Eventually we discovered that the restaurant sold beer and that the Swede had a guitar he didn’t know how to play.  We started drinking while the Argentines entertained us with folk songs.  We drank away the day, chatting, singing and trying to hitch rides with the occasional passing truck driver—to no avail.  We were young travelers from all over the world in a circle of songs and stories, coca leaves and mate.  All the while, the bus crew repaired the radiator, eventually resorting to chewing gum and shoelaces.

Despite my lingering cold, I took my turn at the guitar, playing NeilYoung, Radiohead, TheBeatles, and anything I could think of that thirteen people from nine different countries and five different continents could all sing along to.  In the end, it was my rendition of “Sweet Child o’ Mine” that brought out the rock star in everyone, climaxing with all of us singing at the top of our lungs and cheering so loud that it must have pissed off every upset sleeper on the bus. 

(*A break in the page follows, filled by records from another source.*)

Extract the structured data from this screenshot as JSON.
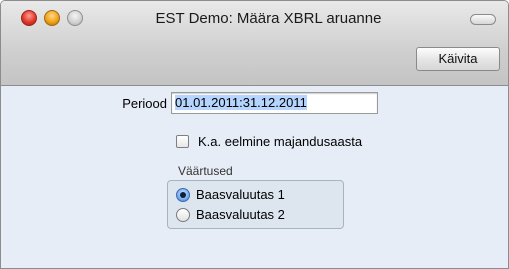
{
  "window": {
    "title": "EST Demo: Määra XBRL aruanne",
    "run_button_label": "Käivita"
  },
  "form": {
    "period_label": "Periood",
    "period_value": "01.01.2011:31.12.2011",
    "include_previous_year_label": "K.a. eelmine majandusaasta",
    "include_previous_year_checked": false,
    "values_group_title": "Väärtused",
    "values_options": [
      "Baasvaluutas 1",
      "Baasvaluutas 2"
    ],
    "values_selected": "Baasvaluutas 1"
  }
}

There it was, two days after the inauguration of a president who claimed that “the worst enemy of humanity is capitalism,” and thirteen representatives of the world were brought together in a tiny village in southern Bolivia by an American rock song; a song that would not have reached so many different people had it not had the power of capitalism distributing it to the world market.  I don’t think any of us saw the irony in the situation; we just made the best of it.  Perhaps in the end, it’s more of a testament to the power of music than to the power of globalization, but it’s probably a little of both.

At three in the afternoon, drunk and exhausted, we were off again; and without further complication we arrived to Uyuni only fourteen hours late.